Global Manufacturer Establishes North American Headquarters in St. Louis

Posted by on Jan 25, 2016 in Featured Stories, Innovation Tuesday | 0 comments

By Renee Moore, Staff Writer

GWR Safety Systems has a message for manufacturers: You don’t have to manufacture abroad to be competitive. Ted and Claudia Gast bought GWR, a Barcelona-based designer and manufacturer of seat belts, with the aim of establishing St. Louis as the company’s North American headquarters.

As the company expands the GWR brand in North America, they say it’s a big advantage for them to be able to manufacture in St. Louis. “St. Louis is the perfect location for us because it’s centrally located to our customers, and has a deep manufacturing base in the automotive industry,” says Ted Gast, president of GWR. “While our competitors continually look offshore, our goal is to increase production in St. Louis to better serve the U.S. market.”

GWR Safety Systems is a global leader in designing and manufacturing seat belts for coaches; shuttle buses; school buses; and recreational vehicles (RVs), and safety belts for off-road vehicles including ATVs; UTVs; construction and agricultural equipment and military vehicles. The company was founded by Luis Capella, a formula car racer, in 1987. Its products are featured in more than 200 vehicle models manufactured by over 80 different customers worldwide.

“Our competitors outsource to Mexico and China,” says Ted Gast. “Having our production based here helps with lead times and customization of our product. This is where we differentiate. Our competitors offer only a few varieties of belts. That doesn’t work in a fragmented vehicle market where manufacturers are looking for customized solutions to stay competitive. Customers rely on us to supply weekly, and in small batches. We have a wide variety of products in inventory because we understand that sometimes we have to deliver a solution in a short turn-around time. A seat maker, or bus maker or vehicle maker, has a lot of things to worry about. We worry about the seat belts so they don’t have to.”

Ted and Claudia Gast - GWR Saftey Systems

Click here to hear Claudia and Ted Gast on KMOX Radio/St. Louis

GWR was recently awarded an Arch Grant. The $50,000 award is being used to help buy new manufacturing equipment.

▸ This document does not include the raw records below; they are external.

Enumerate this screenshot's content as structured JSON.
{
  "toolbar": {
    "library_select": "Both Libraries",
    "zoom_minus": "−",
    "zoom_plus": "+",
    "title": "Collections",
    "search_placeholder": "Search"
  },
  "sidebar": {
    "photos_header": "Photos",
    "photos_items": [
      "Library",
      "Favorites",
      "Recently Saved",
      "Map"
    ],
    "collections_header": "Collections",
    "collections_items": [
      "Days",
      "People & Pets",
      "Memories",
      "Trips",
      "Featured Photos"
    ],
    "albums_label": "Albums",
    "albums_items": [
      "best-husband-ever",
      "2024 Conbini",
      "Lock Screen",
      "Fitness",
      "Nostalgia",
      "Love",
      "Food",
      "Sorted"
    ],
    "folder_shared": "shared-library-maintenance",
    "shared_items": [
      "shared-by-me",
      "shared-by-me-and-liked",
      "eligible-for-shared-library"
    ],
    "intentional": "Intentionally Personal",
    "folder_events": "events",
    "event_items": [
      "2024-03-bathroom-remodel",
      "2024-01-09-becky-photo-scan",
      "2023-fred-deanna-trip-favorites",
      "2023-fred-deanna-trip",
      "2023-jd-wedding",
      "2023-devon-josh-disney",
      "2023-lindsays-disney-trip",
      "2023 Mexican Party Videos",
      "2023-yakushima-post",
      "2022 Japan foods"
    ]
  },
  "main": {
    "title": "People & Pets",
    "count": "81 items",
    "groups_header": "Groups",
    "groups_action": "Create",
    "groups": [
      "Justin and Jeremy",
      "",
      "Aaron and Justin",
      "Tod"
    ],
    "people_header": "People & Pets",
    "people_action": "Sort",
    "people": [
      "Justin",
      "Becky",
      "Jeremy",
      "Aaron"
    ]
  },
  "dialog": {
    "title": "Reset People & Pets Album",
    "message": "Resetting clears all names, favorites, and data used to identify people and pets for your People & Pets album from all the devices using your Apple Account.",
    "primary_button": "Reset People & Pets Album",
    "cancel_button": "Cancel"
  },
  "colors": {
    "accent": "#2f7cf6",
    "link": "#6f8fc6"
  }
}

Claudia Gast says the emphasis that GWR places on producing a quality product can’t be overstated. She says the seat belt components used are the same found in top of the line automobiles. Gast says their tooling is, “original European tooling. Our tooling is housed at Tier 2 automotive original equipment manufacturer (OEM) suppliers. Our focus is providing extra safety and comfort for the end user.”

Gast says GWR focuses on customer service. “As the middle market expands with new models, vehicle manufacturers are looking for a supplier who can provide new solutions,” explains Ted Gast. “We listen to what seat and vehicle manufacturers want and then design seat belts specifically for them.”

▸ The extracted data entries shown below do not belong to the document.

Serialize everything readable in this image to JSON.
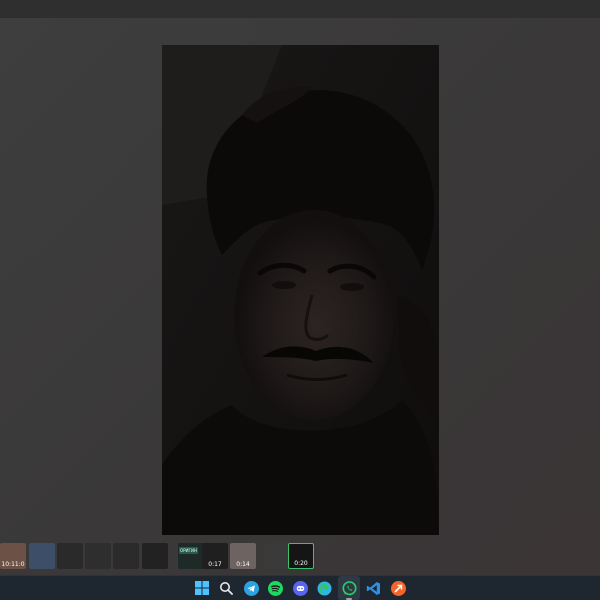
{
  "viewer": {
    "background_color": "#3b3b3b",
    "media_description_icon": "video-frame"
  },
  "thumbnails": [
    {
      "id": "t1",
      "duration": "10:11:0",
      "active": false,
      "color": "#6b5146"
    },
    {
      "id": "t2",
      "duration": "",
      "active": false,
      "color": "#3d4f68"
    },
    {
      "id": "t3",
      "duration": "",
      "active": false,
      "color": "#2a2a2a"
    },
    {
      "id": "t4",
      "duration": "",
      "active": false,
      "color": "#2e2e2e"
    },
    {
      "id": "t5",
      "duration": "",
      "active": false,
      "color": "#2b2b2b"
    },
    {
      "id": "t6",
      "duration": "",
      "active": false,
      "color": "#222222"
    },
    {
      "id": "t7",
      "duration": "",
      "active": false,
      "color": "#1e2a28",
      "tag": "ОРИГИН"
    },
    {
      "id": "t8",
      "duration": "0:17",
      "active": false,
      "color": "#1f1f1f"
    },
    {
      "id": "t9",
      "duration": "0:14",
      "active": false,
      "color": "#6d6360"
    },
    {
      "id": "t10",
      "duration": "",
      "active": false,
      "color": "#3a3a3a"
    },
    {
      "id": "t11",
      "duration": "0:20",
      "active": true,
      "color": "#151515"
    }
  ],
  "taskbar": {
    "icons": [
      {
        "name": "windows-start-icon",
        "color": "#4cc2ff"
      },
      {
        "name": "search-icon",
        "color": "#e6e6e6"
      },
      {
        "name": "telegram-icon",
        "color": "#2aa3e0"
      },
      {
        "name": "spotify-icon",
        "color": "#1ed760"
      },
      {
        "name": "discord-icon",
        "color": "#5865f2"
      },
      {
        "name": "edge-icon",
        "color": "#2fb4e9"
      },
      {
        "name": "whatsapp-icon",
        "color": "#25d366"
      },
      {
        "name": "vscode-icon",
        "color": "#2f8fe0"
      },
      {
        "name": "app-orange-icon",
        "color": "#f0652f"
      }
    ],
    "active_icon": "whatsapp-icon"
  }
}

GWR’s engineers enter the process early, even before their customer designs the seat. Gast says the company has an exceptional ability to perform that layer of customer service because of its deep experience designing customized seat belts. Gast notes this is unique for a company of its size.

GWR successfully grew market share across Europe, despite a struggling European economy. Claudia Gast describes their growth strategy: “We’re focused on innovating products for seat and vehicle manufactures who have a unique need that no other seat belt manufacturer can solve.” GWR currently has over 1,000 different seat belt products.

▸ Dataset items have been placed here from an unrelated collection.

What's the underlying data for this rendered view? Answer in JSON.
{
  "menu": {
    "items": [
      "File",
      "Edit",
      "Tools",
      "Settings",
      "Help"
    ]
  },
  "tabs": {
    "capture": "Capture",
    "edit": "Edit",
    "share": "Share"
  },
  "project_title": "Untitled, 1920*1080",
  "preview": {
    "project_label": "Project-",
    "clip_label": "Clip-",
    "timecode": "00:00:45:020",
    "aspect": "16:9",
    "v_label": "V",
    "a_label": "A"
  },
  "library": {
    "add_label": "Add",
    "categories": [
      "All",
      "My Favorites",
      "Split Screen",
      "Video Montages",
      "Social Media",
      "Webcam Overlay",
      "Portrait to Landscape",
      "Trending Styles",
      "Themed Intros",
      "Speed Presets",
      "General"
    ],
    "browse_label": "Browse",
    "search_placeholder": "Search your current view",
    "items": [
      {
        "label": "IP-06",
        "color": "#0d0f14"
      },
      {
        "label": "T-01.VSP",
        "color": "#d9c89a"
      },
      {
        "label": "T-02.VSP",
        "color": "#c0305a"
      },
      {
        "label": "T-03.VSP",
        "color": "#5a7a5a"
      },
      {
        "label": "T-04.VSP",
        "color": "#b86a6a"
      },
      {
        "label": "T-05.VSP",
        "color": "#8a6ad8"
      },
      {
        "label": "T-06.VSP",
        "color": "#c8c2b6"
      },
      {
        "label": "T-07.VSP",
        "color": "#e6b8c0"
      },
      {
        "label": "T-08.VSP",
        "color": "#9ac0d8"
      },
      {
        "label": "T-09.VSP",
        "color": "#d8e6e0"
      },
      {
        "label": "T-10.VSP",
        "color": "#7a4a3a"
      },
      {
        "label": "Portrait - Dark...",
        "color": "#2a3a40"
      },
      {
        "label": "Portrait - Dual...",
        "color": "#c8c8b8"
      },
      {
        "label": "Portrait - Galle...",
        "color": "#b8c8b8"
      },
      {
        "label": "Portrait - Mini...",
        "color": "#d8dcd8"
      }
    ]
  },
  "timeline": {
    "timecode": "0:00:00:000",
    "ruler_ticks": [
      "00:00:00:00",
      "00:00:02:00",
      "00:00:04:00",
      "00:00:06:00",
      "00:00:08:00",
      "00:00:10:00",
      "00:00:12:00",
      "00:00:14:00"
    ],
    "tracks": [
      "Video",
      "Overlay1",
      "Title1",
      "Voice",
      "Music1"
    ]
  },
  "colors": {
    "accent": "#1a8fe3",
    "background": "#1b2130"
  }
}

One recent product innovation was a seat belt for buses that adjusts for both adult and youth passengers. That innovation will apply directly to North American bus manufacturers, as mandatory regulations for seat belts in coaches and buses spread across the United States.

Ted Gast says GWR’s aim is to deliver auto industry quality with great customer service, all while focusing on the ultimate goal of saving lives. “If the person is uncomfortable, they don’t want to sit in the seat. And if the seatbelt is uncomfortable they won’t wear it,” observes Gast. “Our goal is for everyone to wear a seatbelt.”